The New York Times editorializes today on the imprisonment of Judith Miller. For those who may have forgotten, Miller is a Times reporter who refused to name her sources to a Grand Jury investigating the naming of Valarie Plame as a CIA operative. She has been in jail for 41 days so far, and The Times thinks it’s time to give up and let her go.
For what it’s worth, they’re right. Yes, the editorial has a bit of a hysterical tone, but the basic point is a sound one.
The whole “affair” (as it is being called, almost invariably, in major media sources) has taken on the air of the ridiculous. Judith Miller has been jailed; Robert Novak has stormed off the set of a CNN show; Matthew Cooper’s bosses have handed over his notes; everyone has speculated on the identity of Miller’s/Cooper’s/Novak’s source(s); no progress has been made, as far as I can tell, in actually figuring out whether someone broke the law or not and if so, who that someone might be.
Speaking for myself, I think that it would be a Good Thing to figure out whether someone did break the law. I think it would be an especially Good Thing (or at least it would make me happy) if that someone turned out to be Karl Rove, resulting in his summary dismissal (or, possibly, his being made to stand in a stockade for many hours until he begs forgiveness).
But I’ve got to agree with The Times that holding Judith Miller is unlikely to get anywhere.

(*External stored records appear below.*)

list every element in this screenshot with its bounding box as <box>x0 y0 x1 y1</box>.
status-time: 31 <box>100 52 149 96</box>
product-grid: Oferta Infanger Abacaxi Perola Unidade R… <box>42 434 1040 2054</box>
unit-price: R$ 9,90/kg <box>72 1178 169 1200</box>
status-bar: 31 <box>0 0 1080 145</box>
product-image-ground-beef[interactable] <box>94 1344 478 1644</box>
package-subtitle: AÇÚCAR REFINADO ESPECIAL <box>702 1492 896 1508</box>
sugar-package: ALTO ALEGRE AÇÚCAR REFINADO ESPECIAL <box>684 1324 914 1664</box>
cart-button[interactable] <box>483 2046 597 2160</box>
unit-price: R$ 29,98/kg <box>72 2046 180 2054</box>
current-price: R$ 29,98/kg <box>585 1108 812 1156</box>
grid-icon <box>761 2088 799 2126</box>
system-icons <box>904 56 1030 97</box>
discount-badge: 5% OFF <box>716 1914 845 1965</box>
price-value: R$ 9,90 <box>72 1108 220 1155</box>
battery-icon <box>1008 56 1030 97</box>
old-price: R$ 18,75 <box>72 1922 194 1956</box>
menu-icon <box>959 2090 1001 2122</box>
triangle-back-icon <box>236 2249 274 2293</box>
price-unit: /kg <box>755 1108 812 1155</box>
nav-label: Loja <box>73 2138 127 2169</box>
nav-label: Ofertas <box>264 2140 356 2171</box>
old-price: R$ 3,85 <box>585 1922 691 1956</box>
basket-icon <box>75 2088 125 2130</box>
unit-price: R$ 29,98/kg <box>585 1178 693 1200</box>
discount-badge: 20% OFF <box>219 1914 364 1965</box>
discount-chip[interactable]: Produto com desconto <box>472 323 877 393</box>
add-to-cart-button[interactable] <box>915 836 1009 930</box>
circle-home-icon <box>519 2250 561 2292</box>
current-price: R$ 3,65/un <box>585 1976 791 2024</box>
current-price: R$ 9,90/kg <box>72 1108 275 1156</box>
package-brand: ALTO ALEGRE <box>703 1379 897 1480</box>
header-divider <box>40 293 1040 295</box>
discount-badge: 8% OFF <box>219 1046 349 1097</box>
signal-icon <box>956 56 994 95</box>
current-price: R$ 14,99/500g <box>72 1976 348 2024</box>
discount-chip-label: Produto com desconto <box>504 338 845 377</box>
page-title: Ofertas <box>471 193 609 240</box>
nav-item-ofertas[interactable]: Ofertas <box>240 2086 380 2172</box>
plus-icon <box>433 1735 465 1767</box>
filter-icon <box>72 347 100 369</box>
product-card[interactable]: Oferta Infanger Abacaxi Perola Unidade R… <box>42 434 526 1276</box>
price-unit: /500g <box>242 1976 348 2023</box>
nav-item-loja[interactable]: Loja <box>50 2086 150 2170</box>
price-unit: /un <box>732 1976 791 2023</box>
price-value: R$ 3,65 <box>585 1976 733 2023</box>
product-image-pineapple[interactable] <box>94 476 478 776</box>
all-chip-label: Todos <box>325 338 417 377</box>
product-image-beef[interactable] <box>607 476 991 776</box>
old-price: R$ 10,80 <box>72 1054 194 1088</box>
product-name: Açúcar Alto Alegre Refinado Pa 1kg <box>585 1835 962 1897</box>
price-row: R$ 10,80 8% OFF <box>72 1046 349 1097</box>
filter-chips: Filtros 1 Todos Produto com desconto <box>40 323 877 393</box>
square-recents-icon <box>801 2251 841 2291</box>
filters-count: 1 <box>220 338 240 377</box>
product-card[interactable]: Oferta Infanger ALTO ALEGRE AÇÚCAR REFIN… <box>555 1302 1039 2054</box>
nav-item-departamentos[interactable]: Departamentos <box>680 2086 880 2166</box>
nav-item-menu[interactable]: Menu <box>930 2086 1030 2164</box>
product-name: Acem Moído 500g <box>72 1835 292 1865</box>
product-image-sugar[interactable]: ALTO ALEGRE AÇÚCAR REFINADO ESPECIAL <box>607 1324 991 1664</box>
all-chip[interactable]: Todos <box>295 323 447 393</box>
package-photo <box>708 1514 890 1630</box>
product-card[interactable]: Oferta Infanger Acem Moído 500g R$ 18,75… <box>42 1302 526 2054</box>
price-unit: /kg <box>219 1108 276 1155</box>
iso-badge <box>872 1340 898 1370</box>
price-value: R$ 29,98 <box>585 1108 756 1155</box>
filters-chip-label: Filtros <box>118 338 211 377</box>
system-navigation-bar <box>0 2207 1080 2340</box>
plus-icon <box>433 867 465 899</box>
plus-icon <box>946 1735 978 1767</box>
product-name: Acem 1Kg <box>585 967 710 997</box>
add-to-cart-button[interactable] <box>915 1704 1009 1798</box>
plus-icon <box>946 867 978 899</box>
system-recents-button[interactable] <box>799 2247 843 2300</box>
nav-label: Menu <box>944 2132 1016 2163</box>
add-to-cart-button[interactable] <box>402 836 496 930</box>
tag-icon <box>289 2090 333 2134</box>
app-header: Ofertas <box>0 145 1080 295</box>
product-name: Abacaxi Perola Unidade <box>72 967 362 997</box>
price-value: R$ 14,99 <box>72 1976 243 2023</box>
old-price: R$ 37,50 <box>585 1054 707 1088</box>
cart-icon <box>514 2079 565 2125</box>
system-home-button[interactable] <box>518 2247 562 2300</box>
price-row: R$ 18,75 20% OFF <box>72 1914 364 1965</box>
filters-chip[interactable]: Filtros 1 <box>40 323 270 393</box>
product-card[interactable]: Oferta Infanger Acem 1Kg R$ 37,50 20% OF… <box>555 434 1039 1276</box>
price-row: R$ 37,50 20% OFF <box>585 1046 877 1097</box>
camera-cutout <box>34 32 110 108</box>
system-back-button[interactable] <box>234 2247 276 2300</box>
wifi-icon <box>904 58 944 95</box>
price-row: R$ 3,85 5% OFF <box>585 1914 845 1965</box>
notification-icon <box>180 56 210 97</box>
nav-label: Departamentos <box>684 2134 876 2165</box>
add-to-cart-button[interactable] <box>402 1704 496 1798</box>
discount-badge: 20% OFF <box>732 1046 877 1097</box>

It hasn’t worked, it’s not likely to work, and even if she does become sick of the Big House and decide to give up a name that’ll just be proof that you can convince people to violate their principles by making them really uncomfortable for a long, long time. (Unless, of course, that person happens to be a primary character in The Book of Job. In that case, good luck, sucker.)
It is worth mentioning, I think, that despite my thinking that she should be released, I am not a particular fan of Judy Miller’s. She did a wonderful job of getting absolutely everything wrong in the months before we invaded Iraq. Perhaps more actively than any other reporter in the country, she sold the idea that we had proof of the existence of Weapons of Mass Destruction (I can’t believe I just capitalized that) in Iraq, and in retrospect all of the evidence that she cited was fabricated, just wrong, or carefully fed to her by inside players with a vested interest in the invasion taking place. Maybe her time in jail has convinced her to do a little bit more digging in hopes that she might actually get her stories right. That seems to me as the best that’s going to come of her little vacation, for anyone.